Commodity Traders’ Expansion on Easy Money Seen as a RiskRudy Ruitenberg
Commodity trading companies active in multiple markets have used easy access to finance to expand their physical holdings, creating a potential “systemic” risk, according to two research groups in Brussels.
The merger of Glencore and Xstrata Plc signals commodity trading has reached “a tipping point,” where more investments in physical holdings rather than futures or services may lift profitability, according to a report by the Centre for European Policy Studies with the European Capital Markets Institute.
The 10 largest trading houses, which include Vitol Group, Baar, Switzerland-based Glencore Xstrata Plc and Trafigura, had almost $1 trillion in revenue in 2011, according to the report. Glencore and Trafigura declined to comment, while Vitol said commodity traders are unlikely to pose a systemic risk.
“The use of financial leverage to increase physical holdings, through the easy access to international finance helped by accommodating monetary policies, may have systemic implications,” according to the researchers. Disclosure of physical holdings and a minimum amount of information that must be provided to regulators could reduce the risks for governments, the researchers wrote.
Any failure of a commodity trader wouldn’t pose a substantial risk to the economy, Craig Pirrong, a professor of finance at the University of Houston, said in May, citing an unpublished study for the Global Financial Markets Association.
Vitol, the world’s largest independent oil trader, reported revenue of $303 billion last year and Trafigura Beheer BV’s sales were $120.4 billion. Glencore Xstrata, the largest listed commodity merchant, had $189.7 billion in marketing revenue last year.
“As highlighted by the collapse of Enron, one of the largest energy trading companies of its time, physical traders are highly unlikely to pose systemic risks -- their positions are largely physical, hedged, liquid and short-term,” Vitol wrote in an e-mailed comment. “Trading houses should be allowed to fail and, when they have, there has been little or no disruption to the orderly functioning of markets or the supply of commodities.”
More than 5,000 jobs and $1 billion in employee retirement funds were wiped out when Enron Corp. plunged into bankruptcy in December 2001. Investors sued to recover more than $40 billion in market losses.
“Information on financial and physical activities for some of these global firms is limited, so an assessment by supervisors of financial stability and market structure implications is currently very hard to perform,” the researchers wrote.

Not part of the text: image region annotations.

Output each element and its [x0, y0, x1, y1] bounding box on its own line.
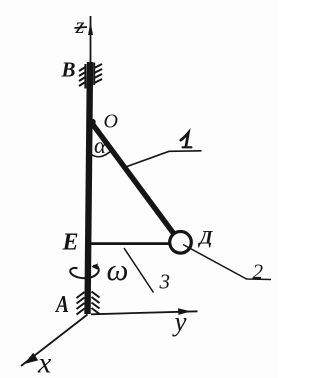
svg-text:α: α	[94, 133, 107, 158]
omega rotation arrow	[70, 266, 99, 278]
svg-text:B: B	[61, 58, 76, 82]
svg-text:O: O	[104, 111, 118, 133]
y axis arrowhead	[178, 308, 191, 315]
bearing A right hatching	[92, 292, 100, 315]
bearing A left hatching	[77, 292, 85, 315]
svg-text:x: x	[37, 347, 52, 378]
svg-text:A: A	[54, 292, 69, 318]
rod AB (vertical shaft)	[88, 62, 91, 314]
z axis line	[90, 16, 92, 64]
svg-text:E: E	[62, 230, 79, 256]
bearing B left hatching	[79, 64, 85, 89]
bar 1 (inclined rod O to ball)	[91, 122, 174, 234]
svg-text:2: 2	[253, 260, 264, 284]
svg-text:ω: ω	[107, 252, 129, 287]
node O (pivot dot)	[89, 119, 95, 125]
z axis arrowhead	[88, 22, 93, 36]
bar 3 (horizontal rod E to ball)	[91, 242, 170, 245]
bearing B right hatching	[94, 63, 102, 86]
leader line for label 1	[127, 151, 202, 167]
label 1	[181, 133, 189, 147]
svg-text:y: y	[172, 307, 187, 337]
x axis	[21, 315, 88, 367]
y axis	[91, 311, 198, 314]
x axis arrowhead	[24, 353, 38, 364]
angle alpha arc	[88, 150, 113, 157]
ball 2 at D	[170, 232, 192, 254]
svg-text:z: z	[75, 13, 85, 38]
leader line for label 2	[183, 245, 271, 280]
svg-text:3: 3	[159, 270, 171, 294]
svg-text:Д: Д	[198, 228, 214, 249]
leader line for label 3	[124, 248, 154, 293]
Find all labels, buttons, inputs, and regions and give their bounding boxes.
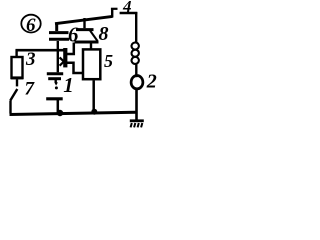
svg-text:6: 6 <box>68 23 79 47</box>
svg-text:6: 6 <box>26 15 36 36</box>
svg-text:7: 7 <box>25 79 36 100</box>
svg-text:4: 4 <box>122 0 132 16</box>
svg-text:1: 1 <box>63 73 73 97</box>
svg-text:8: 8 <box>99 23 109 45</box>
svg-text:2: 2 <box>146 70 157 92</box>
svg-text:3: 3 <box>25 49 36 70</box>
svg-text:5: 5 <box>104 51 113 71</box>
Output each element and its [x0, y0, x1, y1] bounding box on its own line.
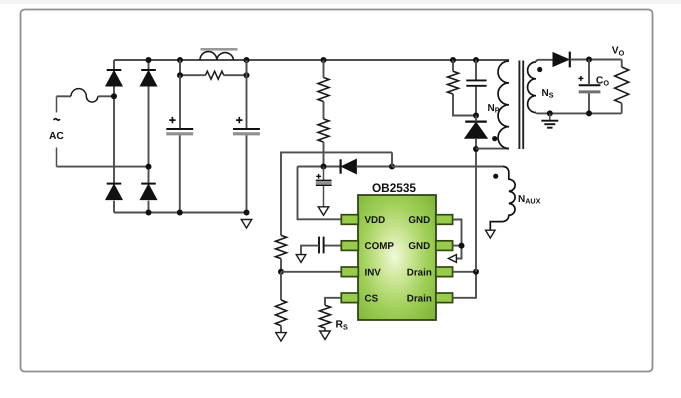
junction R1 left — [177, 72, 183, 78]
wire snubber R bottom — [453, 94, 476, 116]
transformer core — [519, 61, 523, 150]
svg-text:CS: CS — [365, 293, 379, 304]
bridge diode D3 — [106, 184, 122, 200]
transformer secondary winding Ns — [528, 62, 536, 113]
wire R5 top lead — [280, 272, 282, 300]
node primary polarity dot — [492, 136, 497, 141]
wire GND pins tie — [453, 220, 462, 259]
wire C1 top lead — [179, 75, 181, 128]
svg-text:Drain: Drain — [407, 293, 432, 304]
snubber capacitor C5 — [466, 80, 486, 85]
junction ground rail end — [244, 210, 250, 216]
svg-text:GND: GND — [408, 241, 430, 252]
wire D5 anode — [356, 166, 392, 168]
node aux polarity dot — [493, 174, 498, 179]
wire sense feedback run — [281, 152, 392, 235]
junction snubber C top — [473, 57, 479, 63]
fuse F1 — [71, 89, 98, 102]
snubber resistor R6 — [448, 71, 459, 94]
junction D2 top rail — [146, 57, 152, 63]
output capacitor Co — [578, 76, 600, 92]
bridge diode D2 — [140, 70, 156, 86]
pin CS stub — [341, 293, 358, 303]
junction aux sense node — [389, 164, 395, 170]
wire top rail — [114, 59, 509, 61]
wire AC neutral — [57, 166, 149, 168]
wire between startup resistors — [323, 102, 325, 120]
wire output rail — [570, 59, 622, 61]
pin Drain1 stub — [436, 267, 453, 277]
ground arrow GND pins — [448, 255, 456, 263]
EMI choke L1 — [200, 49, 238, 60]
wire output return rail — [550, 112, 622, 114]
svg-text:OB2535: OB2535 — [372, 181, 416, 195]
junction D4 bottom rail — [146, 210, 152, 216]
wire snubber R top lead — [452, 60, 454, 71]
wire startup bottom lead — [323, 142, 325, 167]
op-amp controller U1 OB2535 body — [358, 181, 436, 320]
pin GND1 stub — [436, 215, 453, 225]
wire CS — [325, 298, 342, 305]
wire primary ground rail — [114, 212, 247, 214]
junction output node — [586, 57, 592, 63]
wire INV — [281, 271, 342, 273]
output diode D7 — [553, 52, 570, 68]
wire bridge column 1 — [113, 60, 115, 213]
wire AC hot with fuse lead — [57, 95, 72, 97]
wire C2 top lead — [246, 60, 248, 128]
pin VDD stub — [341, 215, 358, 225]
sense resistor Rs — [320, 305, 331, 328]
junction C1 ground — [177, 210, 183, 216]
junction snubber bottom — [473, 113, 479, 119]
earth ground — [541, 113, 558, 127]
wire C1 bottom lead — [179, 135, 181, 212]
junction startup chain top — [321, 57, 327, 63]
junction drain — [473, 269, 479, 275]
junction fuse-bridge — [111, 93, 117, 99]
bulk capacitor C2 — [233, 117, 260, 134]
ground arrow aux — [486, 230, 496, 238]
wire aux top run — [392, 166, 503, 168]
svg-text:Drain: Drain — [407, 267, 432, 278]
junction Co bottom — [586, 110, 592, 116]
VDD rectifier diode D5 — [341, 159, 357, 173]
ground arrow COMP — [296, 255, 306, 263]
COMP capacitor C4 — [319, 237, 324, 254]
wire COMP — [324, 245, 341, 247]
wire primary bottom — [476, 148, 509, 150]
startup resistor R3 — [318, 119, 329, 142]
wire R5 bottom lead — [280, 326, 282, 333]
AC source — [49, 96, 64, 166]
startup resistor R2 — [318, 78, 329, 102]
VDD capacitor C3 — [316, 167, 332, 207]
wire clamp diode leads — [475, 116, 477, 150]
wire VDD node horizontal — [298, 166, 341, 168]
svg-text:INV: INV — [365, 267, 382, 278]
wire drain column — [475, 149, 477, 272]
bridge diode D4 — [140, 184, 156, 200]
wire damping resistor right lead — [224, 60, 247, 75]
wire secondary bottom — [536, 112, 550, 115]
ground arrow divider — [276, 333, 287, 342]
svg-text:VDD: VDD — [365, 215, 386, 226]
junction rail C2 — [244, 57, 250, 63]
wire bridge column 2 — [148, 60, 150, 213]
pin GND2 stub — [436, 241, 453, 251]
pin COMP stub — [341, 241, 358, 251]
wire Co bottom lead — [588, 93, 590, 113]
wire Rs bottom lead — [324, 328, 326, 331]
wire secondary top — [536, 60, 553, 62]
clamp diode D6 — [465, 122, 487, 139]
divider resistor R5 — [276, 300, 287, 326]
primary ground arrow — [241, 220, 252, 229]
wire load resistor top lead — [621, 60, 623, 68]
wire R4 to INV junction — [280, 259, 282, 272]
junction GND tie — [459, 243, 465, 249]
junction snubber R top — [450, 57, 456, 63]
junction neutral-bridge — [146, 164, 152, 170]
wire COMP cap to ground — [301, 246, 319, 255]
aux winding Naux — [490, 166, 515, 230]
junction VDD node — [321, 164, 327, 170]
junction secondary ground — [547, 110, 553, 116]
wire fuse to bridge — [98, 95, 114, 97]
svg-text:AC: AC — [49, 131, 64, 142]
junction primary bottom — [473, 146, 479, 152]
bulk capacitor C1 — [166, 117, 193, 134]
wire Co top lead — [588, 60, 590, 85]
divider resistor R4 — [276, 235, 287, 258]
pin INV stub — [341, 267, 358, 277]
wire VDD loop — [298, 167, 342, 220]
wire startup top lead — [323, 60, 325, 78]
junction rail C1 — [177, 57, 183, 63]
wire Drain2 — [453, 272, 476, 298]
wire snubber C leads — [475, 60, 477, 116]
load resistor RL — [615, 67, 629, 103]
wire damping resistor left lead — [180, 60, 206, 75]
ground arrow Rs — [320, 331, 331, 340]
svg-text:COMP: COMP — [365, 241, 395, 252]
ground arrow VDD capacitor — [318, 207, 329, 216]
transformer primary winding Np — [498, 61, 509, 149]
wire load resistor bottom lead — [621, 103, 623, 113]
bridge diode D1 — [106, 70, 122, 86]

CEPS is a policy researcher, which gets funding from the European Union, companies and national goverments. ECMI is part of CEPS and produces policy briefings and research reports on European capital markets.
International coordination may be needed to share information about physical holdings by commodity-trading companies, according to the report.
The researchers found linking of the global physical commodity markets with the financial system and accommodating monetary policy have raised the effect of the economic cycle and commodities’ vulnerability to short-term shocks coming from the financial system.
Demand and supply fundamentals remain “solid” long-term drivers of commodity futures’ price formation in all studied markets, according to the report. CEPS and ECMI looked at oil, natural gas, iron ore, aluminum, copper, wheat, corn, soybean oil, sugar, cocoa and coffee.
The role of non-commercial operators in commodity markets has been “generally benign,” and the growth of index investments has not yet caused distortions in price formation, according to the report.
“An indiscriminate ban on legitimate trading practices may result in liquidity losses at the expense of the efficiency of price formation,” CEPS and ECMI wrote.
Claims that the size of futures markets compared to physical markets may distort price formation could be neither proven nor ruled out, according to the report. Annual volumes of trading in the main corn future is as much as nine times larger than physical production, it said.
Public spending on infrastructure or technology to improve production may be beneficial alternatives to price subsidies, which have a possible distorting effect, the organizations wrote. China overtook the U.S. as the biggest subsidizer of agricultural commodities in 2012 at about $180 billion, according to the report.